Senado aprova projeto que regulamenta a profissão de detetive particular

O Projeto Lei (PLC nº 106/2014), texto que delimita a atuação do detetive particular além de estabelecer requisitos para o exercício da profissão. Proposta vai à sanção presidencial.

 O Senado aprovou nesta quarta-feira (15) um projeto que regulamenta a profissão de detetive particular.O texto, que segue para a sanção presidencial, delimita a atuação do profissional, além de estabelecer requisitos para o exercício da atividade.

De acordo com a proposta, o detetive particular poderá atuar em investigações de casos familiares, conjugais, de quebra de contrato, de desaparecimento e localização de pessoas ou animais.

O texto também prevê que o detetive particular pode apurar questões de idoneidade de empregados e violação de obrigações trabalhistas, entre outros tipos de investigação.

Ainda segundo o projeto, caso a investigação do detetive detecte indício de crime, o procedimento deve ser interrompido e a situação notificada à autoridade policial.

Defensores do texto argumentaram que é necessário diferenciar a função do detetive particular da atividade policial.

Requisitos

Para o exercício da profissão, o postulante a detetive particular deverá ter nível médio e ter concluído curso de profissionalização, com carga de 600 horas, em “atividade de coleta de dados e de interesse privado”.
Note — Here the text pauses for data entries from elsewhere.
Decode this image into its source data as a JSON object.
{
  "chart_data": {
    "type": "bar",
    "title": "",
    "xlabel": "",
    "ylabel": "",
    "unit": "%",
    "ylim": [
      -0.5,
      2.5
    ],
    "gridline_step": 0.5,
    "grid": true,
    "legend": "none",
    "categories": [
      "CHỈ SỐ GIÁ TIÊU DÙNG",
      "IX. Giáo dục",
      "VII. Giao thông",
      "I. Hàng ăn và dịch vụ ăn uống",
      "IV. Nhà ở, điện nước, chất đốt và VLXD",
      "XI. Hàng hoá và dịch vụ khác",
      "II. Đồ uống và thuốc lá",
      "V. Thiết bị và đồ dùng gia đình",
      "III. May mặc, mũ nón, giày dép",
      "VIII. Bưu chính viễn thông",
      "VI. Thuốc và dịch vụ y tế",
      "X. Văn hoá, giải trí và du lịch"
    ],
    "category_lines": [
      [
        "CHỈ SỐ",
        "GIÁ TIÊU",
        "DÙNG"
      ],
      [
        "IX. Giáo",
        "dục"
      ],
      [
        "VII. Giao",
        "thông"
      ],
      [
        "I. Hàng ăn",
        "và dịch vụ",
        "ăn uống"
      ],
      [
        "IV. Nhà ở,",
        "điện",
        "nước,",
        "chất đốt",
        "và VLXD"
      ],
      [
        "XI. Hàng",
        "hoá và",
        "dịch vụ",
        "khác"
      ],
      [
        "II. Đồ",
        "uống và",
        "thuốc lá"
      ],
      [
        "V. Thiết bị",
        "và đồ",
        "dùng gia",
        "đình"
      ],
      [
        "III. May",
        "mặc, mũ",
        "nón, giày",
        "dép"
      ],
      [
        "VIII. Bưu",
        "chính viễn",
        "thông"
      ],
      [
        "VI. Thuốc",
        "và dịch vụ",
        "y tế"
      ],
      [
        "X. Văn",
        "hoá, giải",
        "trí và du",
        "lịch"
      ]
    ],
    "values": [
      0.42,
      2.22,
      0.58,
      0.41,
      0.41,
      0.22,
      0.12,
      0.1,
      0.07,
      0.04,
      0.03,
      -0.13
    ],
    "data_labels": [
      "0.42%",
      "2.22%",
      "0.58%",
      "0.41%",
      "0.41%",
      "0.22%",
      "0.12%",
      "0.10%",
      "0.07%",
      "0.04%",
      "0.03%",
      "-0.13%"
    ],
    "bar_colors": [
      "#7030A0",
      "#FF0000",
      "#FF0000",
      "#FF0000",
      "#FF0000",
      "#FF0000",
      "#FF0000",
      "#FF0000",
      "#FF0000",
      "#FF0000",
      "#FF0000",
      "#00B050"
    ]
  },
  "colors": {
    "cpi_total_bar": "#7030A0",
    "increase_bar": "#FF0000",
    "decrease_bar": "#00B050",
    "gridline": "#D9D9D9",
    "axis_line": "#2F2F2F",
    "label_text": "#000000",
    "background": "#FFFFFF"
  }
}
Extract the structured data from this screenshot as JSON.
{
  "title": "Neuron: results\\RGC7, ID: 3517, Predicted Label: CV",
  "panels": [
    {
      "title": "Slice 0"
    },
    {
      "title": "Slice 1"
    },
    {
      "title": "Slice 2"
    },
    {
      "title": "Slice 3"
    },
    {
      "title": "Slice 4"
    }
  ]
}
Ele também deve ter, no currículo, conhecimentos de direito. Pela proposta, o detetive particular não pode ter histórico de condenação penal.

Desta forma, a Investigação Privada no Brasil dá um passo gigante e ganha uma batalha que já durava há vários anos. Ao contrário, em Portugal, continua-se a viver o estado de “caça às bruxas”, ninguém acredita nelas, mas que as há, lá isso há!

A ANIDEP saúda todos os colegas brasileiros por esta importante vitória!